At a glance
- The Research Data Center (RDC) must review and approve any research output that you want to release.
- You must follow the RDC output rules outlined on this page to receive output.
- Some types of output cannot be released.
Overview
The National Center for Health Statistics (NCHS) has established Research Data Center (RDC) output policy and procedures to protect the confidentiality of study participants' identity. Researchers may receive the output their analysis generates, such as statistics and estimates, if the risk of disclosing confidential information is low.
The NCHS RDC will review your output for disclosure risk. You will not receive your output until it has been reviewed and approved by the RDC.
Output rules
These RDC output rules minimize disclosure risk of confidential information.

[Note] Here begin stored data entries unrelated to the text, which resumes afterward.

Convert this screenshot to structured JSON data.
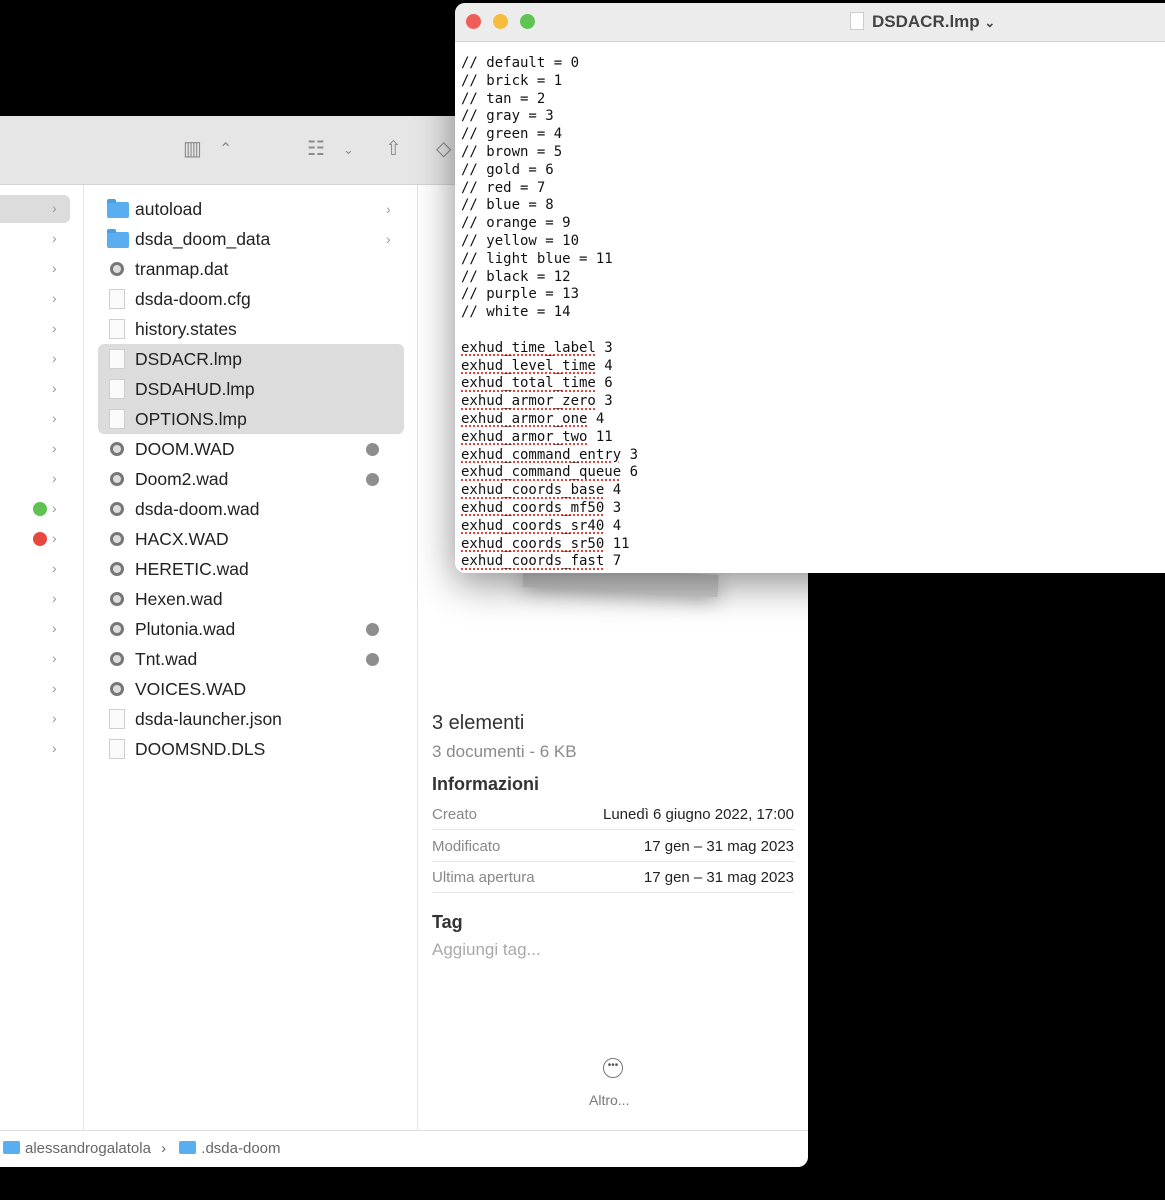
{
  "editor": {
    "title": "DSDACR.lmp",
    "lines": [
      "// default = 0",
      "// brick = 1",
      "// tan = 2",
      "// gray = 3",
      "// green = 4",
      "// brown = 5",
      "// gold = 6",
      "// red = 7",
      "// blue = 8",
      "// orange = 9",
      "// yellow = 10",
      "// light blue = 11",
      "// black = 12",
      "// purple = 13",
      "// white = 14"
    ],
    "settings": [
      {
        "k": "exhud_time_label",
        "v": "3"
      },
      {
        "k": "exhud_level_time",
        "v": "4"
      },
      {
        "k": "exhud_total_time",
        "v": "6"
      },
      {
        "k": "exhud_armor_zero",
        "v": "3"
      },
      {
        "k": "exhud_armor_one",
        "v": "4"
      },
      {
        "k": "exhud_armor_two",
        "v": "11"
      },
      {
        "k": "exhud_command_entry",
        "v": "3"
      },
      {
        "k": "exhud_command_queue",
        "v": "6"
      },
      {
        "k": "exhud_coords_base",
        "v": "4"
      },
      {
        "k": "exhud_coords_mf50",
        "v": "3"
      },
      {
        "k": "exhud_coords_sr40",
        "v": "4"
      },
      {
        "k": "exhud_coords_sr50",
        "v": "11"
      },
      {
        "k": "exhud_coords_fast",
        "v": "7"
      }
    ]
  },
  "files": [
    {
      "name": "autoload",
      "type": "folder",
      "chev": true
    },
    {
      "name": "dsda_doom_data",
      "type": "folder",
      "chev": true
    },
    {
      "name": "tranmap.dat",
      "type": "exec"
    },
    {
      "name": "dsda-doom.cfg",
      "type": "doc"
    },
    {
      "name": "history.states",
      "type": "doc"
    },
    {
      "name": "DSDACR.lmp",
      "type": "doc",
      "selected": true
    },
    {
      "name": "DSDAHUD.lmp",
      "type": "doc",
      "selected": true
    },
    {
      "name": "OPTIONS.lmp",
      "type": "doc",
      "selected": true
    },
    {
      "name": "DOOM.WAD",
      "type": "exec",
      "dot": true
    },
    {
      "name": "Doom2.wad",
      "type": "exec",
      "dot": true
    },
    {
      "name": "dsda-doom.wad",
      "type": "exec"
    },
    {
      "name": "HACX.WAD",
      "type": "exec"
    },
    {
      "name": "HERETIC.wad",
      "type": "exec"
    },
    {
      "name": "Hexen.wad",
      "type": "exec"
    },
    {
      "name": "Plutonia.wad",
      "type": "exec",
      "dot": true
    },
    {
      "name": "Tnt.wad",
      "type": "exec",
      "dot": true
    },
    {
      "name": "VOICES.WAD",
      "type": "exec"
    },
    {
      "name": "dsda-launcher.json",
      "type": "doc"
    },
    {
      "name": "DOOMSND.DLS",
      "type": "audio"
    }
  ],
  "left_tags": {
    "10": "#5fc152",
    "11": "#e6483f"
  },
  "preview": {
    "title": "3 elementi",
    "subtitle": "3 documenti - 6 KB",
    "info_heading": "Informazioni",
    "info": [
      {
        "k": "Creato",
        "v": "Lunedì 6 giugno 2022, 17:00"
      },
      {
        "k": "Modificato",
        "v": "17 gen – 31 mag 2023"
      },
      {
        "k": "Ultima apertura",
        "v": "17 gen – 31 mag 2023"
      }
    ],
    "tag_heading": "Tag",
    "tag_placeholder": "Aggiungi tag...",
    "more_label": "Altro..."
  },
  "path": [
    "alessandrogalatola",
    ".dsda-doom"
  ]
}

Rule 1. The creation of a data set is not appropriate output and will not be released.
Rule 2. Absolutely no output will leave the RDC facilities without an RDC analyst first reviewing it. Your RDC analyst will review the output for possible disclosures of confidential information.
Rule 3. Output submitted for review must match the research questions and the output described in the approved application.
Rule 4. Review and release of intermediate output is not allowed. If the output described in your approved application is later determined to be intermediate output, the RDC will not release it. You must constrain your output to what you need for a final research paper or journal article.
Rule 5. RDC analysts may apply cell suppression criteria. Guidelines may differ by data system and possibly by survey year because of sample size, sample design, and content. Sometimes, specific projects have additional disclosure risk that requires additional or more stringent cell suppression.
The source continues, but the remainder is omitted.